James FOX, U.S. Parole Officer John Limbach, U.S. Parole Officer Frederik Schramm, U.S. Parole Off. Dennis Calabro, Police Officer Philip Realmuto, Police Officer Dearick Jones, Police Officer, Defendants.
United States District Court, S.D. New York.
*391 Alfred Leftwich, plaintiff pro se.
John S. Martin, Jr., U.S. Atty., S.D.N.Y., New York City, for defendants Fox, Limbach and Schramm; Thomas D. Warren, Asst. U.S. Atty., New York City, of counsel.
Frederick A.O. Schwarz, Jr., Corp. Counsel, New York City, for defendants Calabro, Realmuto and Jones; Evelyn Jonas, Asst. Corp. Counsel, of counsel.
OPINION
EDWARD WEINFELD, District Judge.
The plaintiff, Alfred Leftwich, was a parolee under a sentence following his conviction in the United States District Court for armed robbery. He brings this action under 42 U.S.C., section 1983, against two United States Parole Officers, James M. Fox and John P. Limbach,[1] and three New York City Police Officers, Dennis Calabro, Philip Realmuto, and Derrick Jones. The defendants have all moved to dismiss the complaint under Federal Rule of Civil Procedure 56.
Fox had been plaintiff's parole officer. He received information that plaintiff was involved in a large-scale numbers operation, and solicited the assistance of the other named defendants during surveillance of plaintiff because of the high crime and delinquency reputation of the area in which plaintiff was operating. While surveilling the area, the police officers observed one Gregory Churchill behind the counter of what appeared to them to be a numbers location. Fox had also been informed that plaintiff and Churchill worked together. Later, plaintiff himself was seen leaving those premises with Churchill and entering an automobile with him. After they had driven a distance, Fox decided to confront plaintiff as to his involvement with the numbers operation. In doing so, he enlisted the aid of the other defendants. Upon stopping the car, two loaded revolvers were found in it. Subsequently, both Churchill and plaintiff were indicted by a Kings County grand jury of two counts of criminal possession of a weapon.
Prior to trial, Churchill and plaintiff moved to suppress the evidence found in the vehicle on the ground that their Fourth Amendment rights had been violated. After an evidentiary hearing, the Court denied the motion to suppress, finding that the defendants had reasonable grounds to intercept and search the vehicle.[2] Upon trial, Churchill was convicted on both counts, but the jury failed to return a verdict as to plaintiff. Thereafter, and following a hearing before the Parole Commission, his parole was revoked.
Subsequent to his conviction, plaintiff commenced this action.
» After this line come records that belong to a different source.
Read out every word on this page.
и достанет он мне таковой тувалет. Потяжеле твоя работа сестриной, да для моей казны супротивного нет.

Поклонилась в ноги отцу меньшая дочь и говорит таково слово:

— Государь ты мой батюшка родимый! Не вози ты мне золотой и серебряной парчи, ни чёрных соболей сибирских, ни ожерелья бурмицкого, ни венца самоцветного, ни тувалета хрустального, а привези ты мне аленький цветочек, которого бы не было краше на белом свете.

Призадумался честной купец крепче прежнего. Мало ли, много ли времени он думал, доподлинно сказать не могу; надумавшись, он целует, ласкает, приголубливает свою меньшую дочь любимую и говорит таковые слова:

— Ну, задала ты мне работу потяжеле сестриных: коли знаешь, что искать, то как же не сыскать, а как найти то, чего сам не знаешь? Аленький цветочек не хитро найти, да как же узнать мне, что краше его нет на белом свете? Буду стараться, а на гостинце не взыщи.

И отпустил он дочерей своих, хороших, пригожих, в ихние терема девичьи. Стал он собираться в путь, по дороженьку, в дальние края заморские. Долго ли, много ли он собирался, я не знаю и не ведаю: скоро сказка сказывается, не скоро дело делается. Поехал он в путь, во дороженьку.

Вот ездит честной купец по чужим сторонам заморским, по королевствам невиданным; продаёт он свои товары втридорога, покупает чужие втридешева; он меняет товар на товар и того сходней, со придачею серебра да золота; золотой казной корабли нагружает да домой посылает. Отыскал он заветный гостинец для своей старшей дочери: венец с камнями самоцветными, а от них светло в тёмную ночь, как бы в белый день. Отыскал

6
In his complaint, he alleges that his Fourth Amendment rights were violated because "there was no lawful reason why plaintiff was to be stoped [sic] and then searched .... [T]here was no cause for the stop." *392 This claim is frivolous in light of the evidentiary hearing conducted by the state court judge on the plaintiff's motion to suppress, and the detailed evidentiary findings made which clearly establish the reasonableness of the interception and search of the vehicle. The plaintiff has raised the identical issue here that he raised before the state court in his motion to suppress, and the issue was litigated upon a full evidentiary hearing, and decided adversely to him. Accordingly, the determination by the state court is conclusive, and plaintiff's claim is barred by the doctrine of collateral estoppel.[3]
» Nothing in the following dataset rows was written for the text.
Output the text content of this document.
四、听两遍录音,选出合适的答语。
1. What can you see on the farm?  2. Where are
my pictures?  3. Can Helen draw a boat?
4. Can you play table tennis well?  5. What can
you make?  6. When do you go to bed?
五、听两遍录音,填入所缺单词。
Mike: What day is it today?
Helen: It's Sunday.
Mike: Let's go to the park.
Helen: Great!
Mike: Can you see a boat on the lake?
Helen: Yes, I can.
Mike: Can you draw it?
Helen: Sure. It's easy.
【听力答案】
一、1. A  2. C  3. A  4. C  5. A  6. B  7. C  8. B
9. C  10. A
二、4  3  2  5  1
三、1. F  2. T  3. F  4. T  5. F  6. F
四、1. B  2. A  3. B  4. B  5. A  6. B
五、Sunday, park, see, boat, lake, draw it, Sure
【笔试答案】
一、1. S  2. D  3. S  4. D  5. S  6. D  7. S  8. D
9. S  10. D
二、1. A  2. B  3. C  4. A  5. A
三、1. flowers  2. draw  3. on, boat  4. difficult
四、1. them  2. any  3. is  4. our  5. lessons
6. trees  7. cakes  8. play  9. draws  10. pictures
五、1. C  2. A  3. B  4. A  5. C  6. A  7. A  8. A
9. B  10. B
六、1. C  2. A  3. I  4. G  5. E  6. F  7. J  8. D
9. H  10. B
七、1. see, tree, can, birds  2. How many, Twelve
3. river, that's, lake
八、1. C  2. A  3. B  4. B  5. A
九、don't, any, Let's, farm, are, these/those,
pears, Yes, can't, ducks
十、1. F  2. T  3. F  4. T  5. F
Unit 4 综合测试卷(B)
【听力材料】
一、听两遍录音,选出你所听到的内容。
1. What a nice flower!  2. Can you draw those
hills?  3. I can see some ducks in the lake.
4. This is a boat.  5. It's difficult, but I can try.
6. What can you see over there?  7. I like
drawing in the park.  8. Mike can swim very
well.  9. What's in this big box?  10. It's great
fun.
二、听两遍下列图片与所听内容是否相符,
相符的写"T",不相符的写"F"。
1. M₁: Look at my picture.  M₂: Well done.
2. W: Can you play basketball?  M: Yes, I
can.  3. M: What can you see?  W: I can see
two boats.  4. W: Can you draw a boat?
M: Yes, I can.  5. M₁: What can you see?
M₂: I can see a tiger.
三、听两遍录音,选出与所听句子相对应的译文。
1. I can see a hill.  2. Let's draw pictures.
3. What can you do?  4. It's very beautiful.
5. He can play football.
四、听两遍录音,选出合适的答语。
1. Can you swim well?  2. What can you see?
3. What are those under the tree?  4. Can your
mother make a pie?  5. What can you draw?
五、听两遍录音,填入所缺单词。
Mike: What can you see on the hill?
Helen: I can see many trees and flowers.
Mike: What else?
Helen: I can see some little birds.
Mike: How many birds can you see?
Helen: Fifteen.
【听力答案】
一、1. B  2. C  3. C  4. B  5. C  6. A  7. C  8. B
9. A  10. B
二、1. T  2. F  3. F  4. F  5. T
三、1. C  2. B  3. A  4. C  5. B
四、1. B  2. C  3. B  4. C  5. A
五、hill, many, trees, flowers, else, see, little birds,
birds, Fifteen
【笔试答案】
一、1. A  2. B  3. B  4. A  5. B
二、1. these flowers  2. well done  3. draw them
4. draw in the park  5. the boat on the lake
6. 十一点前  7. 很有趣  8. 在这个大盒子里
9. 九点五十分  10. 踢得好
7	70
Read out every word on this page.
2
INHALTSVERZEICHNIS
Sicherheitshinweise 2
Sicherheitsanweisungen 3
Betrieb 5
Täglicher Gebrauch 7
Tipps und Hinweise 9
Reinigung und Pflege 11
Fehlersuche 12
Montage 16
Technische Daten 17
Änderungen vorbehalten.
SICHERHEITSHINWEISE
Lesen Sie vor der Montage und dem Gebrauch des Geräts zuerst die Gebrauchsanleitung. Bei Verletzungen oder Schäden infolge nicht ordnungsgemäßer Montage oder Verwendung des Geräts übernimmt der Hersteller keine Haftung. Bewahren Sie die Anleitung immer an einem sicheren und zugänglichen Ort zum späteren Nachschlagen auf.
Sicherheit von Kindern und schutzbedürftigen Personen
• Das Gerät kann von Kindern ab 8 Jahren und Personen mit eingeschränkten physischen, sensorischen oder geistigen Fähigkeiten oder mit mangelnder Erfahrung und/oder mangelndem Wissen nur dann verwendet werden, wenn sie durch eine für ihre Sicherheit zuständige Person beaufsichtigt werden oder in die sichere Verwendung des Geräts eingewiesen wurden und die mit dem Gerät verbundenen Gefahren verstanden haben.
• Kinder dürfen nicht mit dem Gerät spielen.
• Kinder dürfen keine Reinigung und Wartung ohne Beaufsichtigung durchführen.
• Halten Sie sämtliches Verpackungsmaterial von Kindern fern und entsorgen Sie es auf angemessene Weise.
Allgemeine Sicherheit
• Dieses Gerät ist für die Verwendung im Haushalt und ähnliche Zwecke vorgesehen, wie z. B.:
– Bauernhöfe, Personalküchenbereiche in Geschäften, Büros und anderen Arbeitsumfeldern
The complaint is dismissed.
So ordered.
NOTES
[1] Plaintiff initially named a third parole officer as a defendant, but has since withdrawn the action as to him.
[2] The Court's detailed findings are at Warren Aff.Ex. B.
[3] See Allen v. McCurry, 449 U.S. 90, 101 S. Ct. 411, 66 L. Ed. 2d 308 (1980); Montana v. United States, 440 U.S. 147, 153, 99 S. Ct. 970, 973, 59 L. Ed. 2d 210 (1979); Parklane Hosiery v. Shore, 439 U.S. 322, 326 n. 5, 99 S. Ct. 645, 649 n. 5, 58 L. Ed. 2d 552 (1979). Cf. Stone v. Powell, 428 U.S. 465, 96 S. Ct. 3037, 49 L. Ed. 2d 1067 (1976).